Without any of this, you can barely have an academic life for example on the internet,or engineering disciplines and so on.
"Hate" is a strange choice of word to describe what is merely a complex subject. Lots of different models (emoji + skin tone modifiers is not a bad model in isolation, very much like a letter + combining accent) are developed independently and then when we test them with the rest of the players on the field, they don't integrate too well. Yes, they don't, but what would you expect? :) And of course decisions made by different developers will vary in logic, consistency, and completeness. This is normal state for the integration part.
It's a phrase. You approach a seemingly simple problem that reveals itself to be a fractal of complexity - at some point you start to feel as if the problem itself had agency and it wanted to make you miserable.

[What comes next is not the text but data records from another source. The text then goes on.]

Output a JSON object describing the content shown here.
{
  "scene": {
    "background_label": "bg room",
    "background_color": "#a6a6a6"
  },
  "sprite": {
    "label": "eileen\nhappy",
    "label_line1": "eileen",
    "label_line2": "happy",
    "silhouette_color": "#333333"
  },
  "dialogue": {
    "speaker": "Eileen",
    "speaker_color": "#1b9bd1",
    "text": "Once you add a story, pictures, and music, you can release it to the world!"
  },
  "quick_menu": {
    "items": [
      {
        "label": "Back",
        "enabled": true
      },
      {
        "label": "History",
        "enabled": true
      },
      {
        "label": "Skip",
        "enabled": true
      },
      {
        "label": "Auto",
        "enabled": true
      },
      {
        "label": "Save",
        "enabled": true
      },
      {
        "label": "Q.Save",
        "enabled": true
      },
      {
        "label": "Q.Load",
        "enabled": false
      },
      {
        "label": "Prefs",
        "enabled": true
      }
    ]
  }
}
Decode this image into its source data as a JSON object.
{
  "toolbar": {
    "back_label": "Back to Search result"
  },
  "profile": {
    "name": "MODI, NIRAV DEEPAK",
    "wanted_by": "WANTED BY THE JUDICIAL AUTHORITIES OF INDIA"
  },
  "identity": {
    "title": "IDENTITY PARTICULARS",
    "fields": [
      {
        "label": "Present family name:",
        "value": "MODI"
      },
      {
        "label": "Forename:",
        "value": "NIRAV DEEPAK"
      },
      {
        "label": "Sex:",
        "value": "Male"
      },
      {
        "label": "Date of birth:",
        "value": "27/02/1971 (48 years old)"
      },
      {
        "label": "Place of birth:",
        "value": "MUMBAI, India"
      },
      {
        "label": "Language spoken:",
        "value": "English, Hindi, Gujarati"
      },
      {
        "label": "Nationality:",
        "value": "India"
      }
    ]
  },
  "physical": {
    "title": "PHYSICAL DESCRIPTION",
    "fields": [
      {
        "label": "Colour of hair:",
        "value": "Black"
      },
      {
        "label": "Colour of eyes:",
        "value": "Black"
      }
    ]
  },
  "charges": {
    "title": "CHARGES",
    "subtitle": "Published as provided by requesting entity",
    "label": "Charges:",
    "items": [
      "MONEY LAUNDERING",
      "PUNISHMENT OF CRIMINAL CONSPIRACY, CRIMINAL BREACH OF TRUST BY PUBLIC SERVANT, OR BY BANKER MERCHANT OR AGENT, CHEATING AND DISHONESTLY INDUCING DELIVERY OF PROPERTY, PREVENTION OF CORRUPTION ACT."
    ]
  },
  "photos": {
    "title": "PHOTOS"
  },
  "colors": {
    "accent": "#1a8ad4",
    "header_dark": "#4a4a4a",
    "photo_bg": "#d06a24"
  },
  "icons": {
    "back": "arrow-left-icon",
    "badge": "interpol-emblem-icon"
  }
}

I've naively implemented text rendering, selection, etc from scratch in a text editor, and if you only support monospace, it's pretty simple. The hardest part in software is to not implement features. A trick is to only implement the complex features for the users that need it - in another VCS branch. Or you make an abstraction layer. But abstraction layers are hard, and if they are not air tight (non leaky) you are worse off, because then the developer need to know both layers. Then there is the third strategy, which I would call an anti-pattern, that when enough features have built up, in order to get rid of the relics you rewrite it from scratch, preferably in a new framework. I also believe most advancements in science are accidental, like penicillin, and lexically scoped modules - so if we do not do things, like new frameworks, and re-invent the wheel, the CS field wouldn't advance.
As almost an exclusive vim user (large scale java doesn't work very well on vim), I find it funny when text editing is a huge pain - if there was pain for me that's about a month of overall time sunk into getting really good at vim. After the transition text editing has mostly been a joy.
There are an excessive amount of programs that conflate key presses & text input, and ones that don’t consider input methods.
I use macOS & Linux, and while the default text handling system called Cocoa Text System in macOS handles input methods well, almost all applications that implement it’s own, like big apps like Eclipse and Firefox, don’t get this right.
On Linux, it’s terrifying; I’ve never seen any app that allows input systems to work naturally, and after a week of use you get used to pressing space & backspace after finishing every Hangul word. The Unix-style composability they want (apps should work whether or not input methods are used - and looks like Linux users that use Latin characters don’t use any input methods (opposed to macOS where Latin characters are input by a Latin input system), so looks like this state will persist.
About the emoticons, I’m not that concerned with that since most (if not all) users won’t really input the color modifier separately (or even encounter files that have a separate one), so you can just select a sensible behavior like the #2 or 3 or 4. Users who understand the color modifiers, and other Unicode fiasco will understand what is happening under the hood, and ones that don’t will just think the file is broken and none of the behaviors will make sense, whatever you do.